The 2009 State of the Birds report, released yesterday, is not a happy read. Over the last 40 years, bird populations in the United States have not been doing well, as a whole. There are a few hopeful signs here and there - some populations have recovered - but almost 1/3 of the species in America are endangered, threatened, or show signs of significant population declines. That's not good.
As bad as the situation on the US Mainland may be, it pales compared to the situation in Hawai'i. At the moment, 31 species of native Hawaiian birds are Federally listed as endangered or threatened. Several more species are considered to be candidates for listing. It is believed that 10 of the 31 listed species are actually extinct, and that 1 is extinct in the wild.
These species face a very wide range of threats. From the report:
Most of Hawaii's conservation crises result from the introduction of nonnative plants and animals, but climate change is a growing concern. The leading threats to Hawaiian birds include habitat degradation from trampling and grazing by introduced ungulates; nonnative predators (e.g., feral cats, mongooses, rats); nonnative plants and diseases; and bird diseases spread by introduced mosquitoes.

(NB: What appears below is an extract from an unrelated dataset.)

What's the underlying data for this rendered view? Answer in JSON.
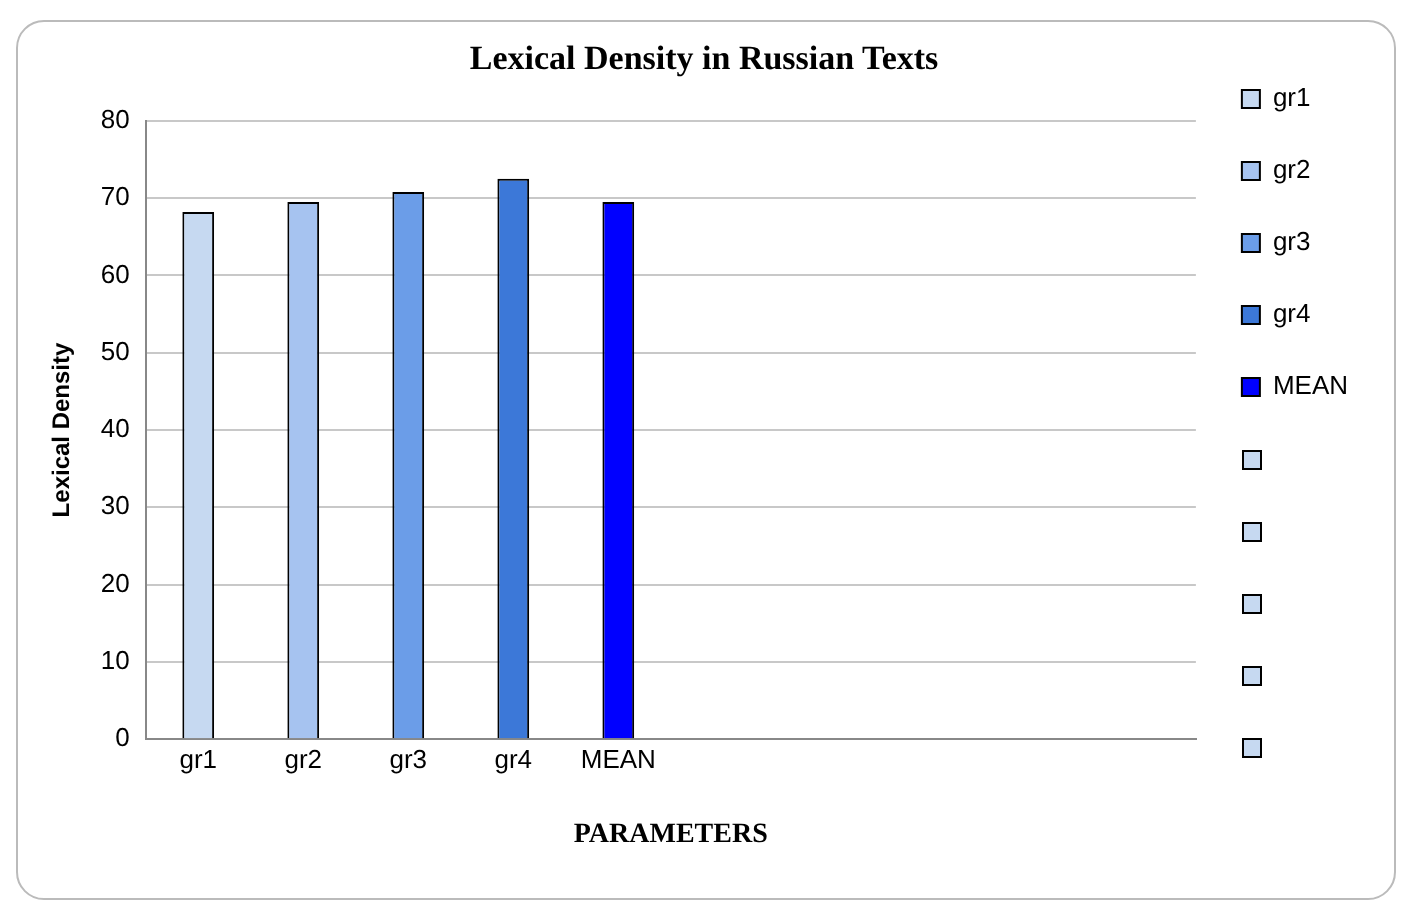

Most native birds are now largely restricted to forests above the mosquito line at about 5,000 feet, a haven that is expected to shrink as increasing global temperatures enable mosquitoes to survive at higher altitudes. In addition, rising sea level is projected to inundate important breeding sites for many species, especially for seabirds on the low-lying Northwestern Hawaiian Islands.

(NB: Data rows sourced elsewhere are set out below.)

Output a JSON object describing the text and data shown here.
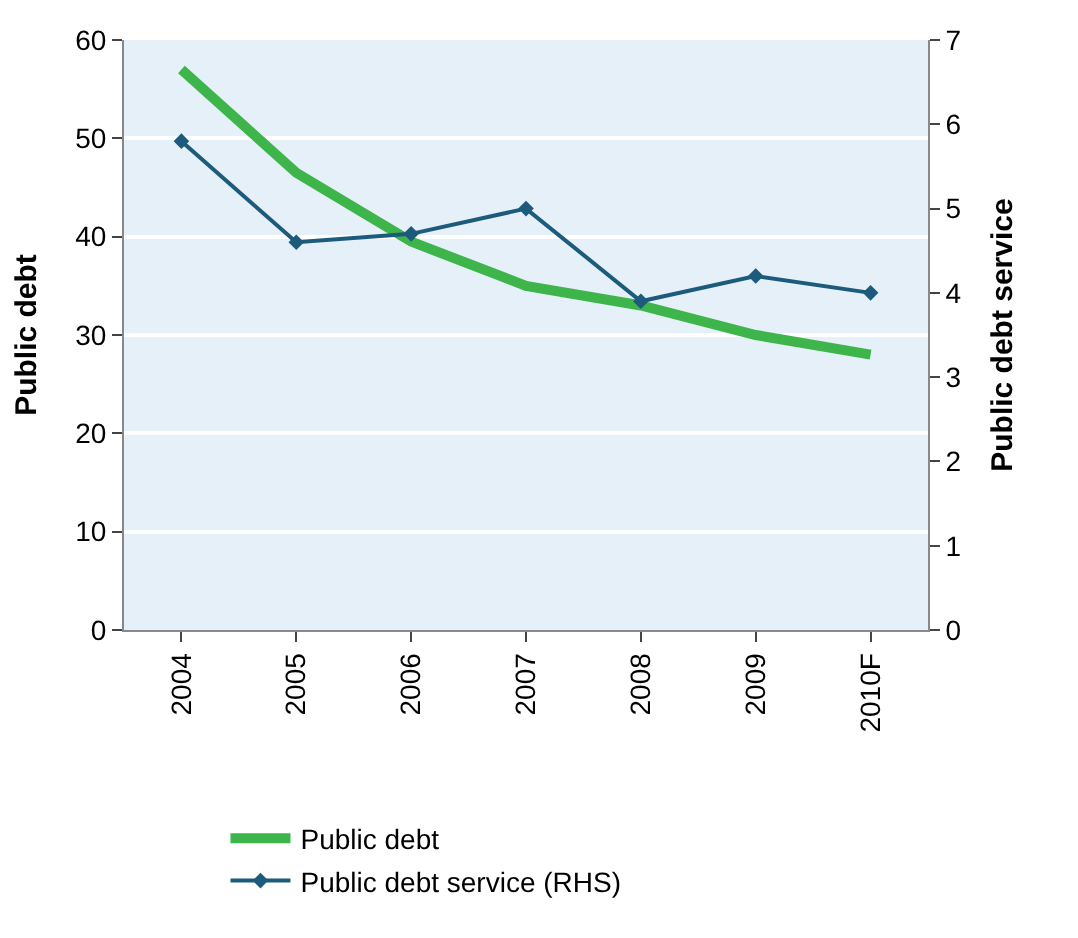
{
  "chart_data": {
    "type": "line",
    "ylabel": "Public debt",
    "y2label": "Public debt service",
    "categories": [
      "2004",
      "2005",
      "2006",
      "2007",
      "2008",
      "2009",
      "2010F"
    ],
    "series": [
      {
        "name": "Public debt",
        "color": "#3db54a",
        "values": [
          57,
          46.5,
          39.5,
          35,
          33,
          30,
          28
        ],
        "marker": "none"
      },
      {
        "name": "Public debt service (RHS)",
        "color": "#1c5b7c",
        "values": [
          5.8,
          4.6,
          4.7,
          5.0,
          3.9,
          4.2,
          4.0
        ],
        "axis": "y2",
        "marker": "diamond"
      }
    ],
    "ylim": [
      0,
      60
    ],
    "yticks": [
      0,
      10,
      20,
      30,
      40,
      50,
      60
    ],
    "y2lim": [
      0,
      7
    ],
    "y2ticks": [
      0,
      1,
      2,
      3,
      4,
      5,
      6,
      7
    ],
    "grid": "y",
    "legend": "bottom",
    "line_style": "solid"
  }
}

As of now, there are few signs that this situation will improve in the near future. What makes this extremely frustrating is that there are some things that can be done that could significantly improve the situation. Unfortunately, they're not being done on a large enough scale to have a substantial impact. That's unfortunate, because most of these measures are not that expensive.
One of the largest problems for the native birds is caused by pigs. There are large populations of feral pigs on all of the main Hawaiian islands. The pigs uproot and trample vegetation. This creates areas where invasive plant species can more easily gain a foothold. They also tend to provide more areas for water to collect, providing more breeding opportunities for the mosquitoes that carry many of the diseases that are devastating these species. A combination of increased hunting and fencing areas to keep pigs out can go a long way toward reducing this problem.
Hopefully, the report will spark more awareness of these problems, and stir some more substantial recovery efforts.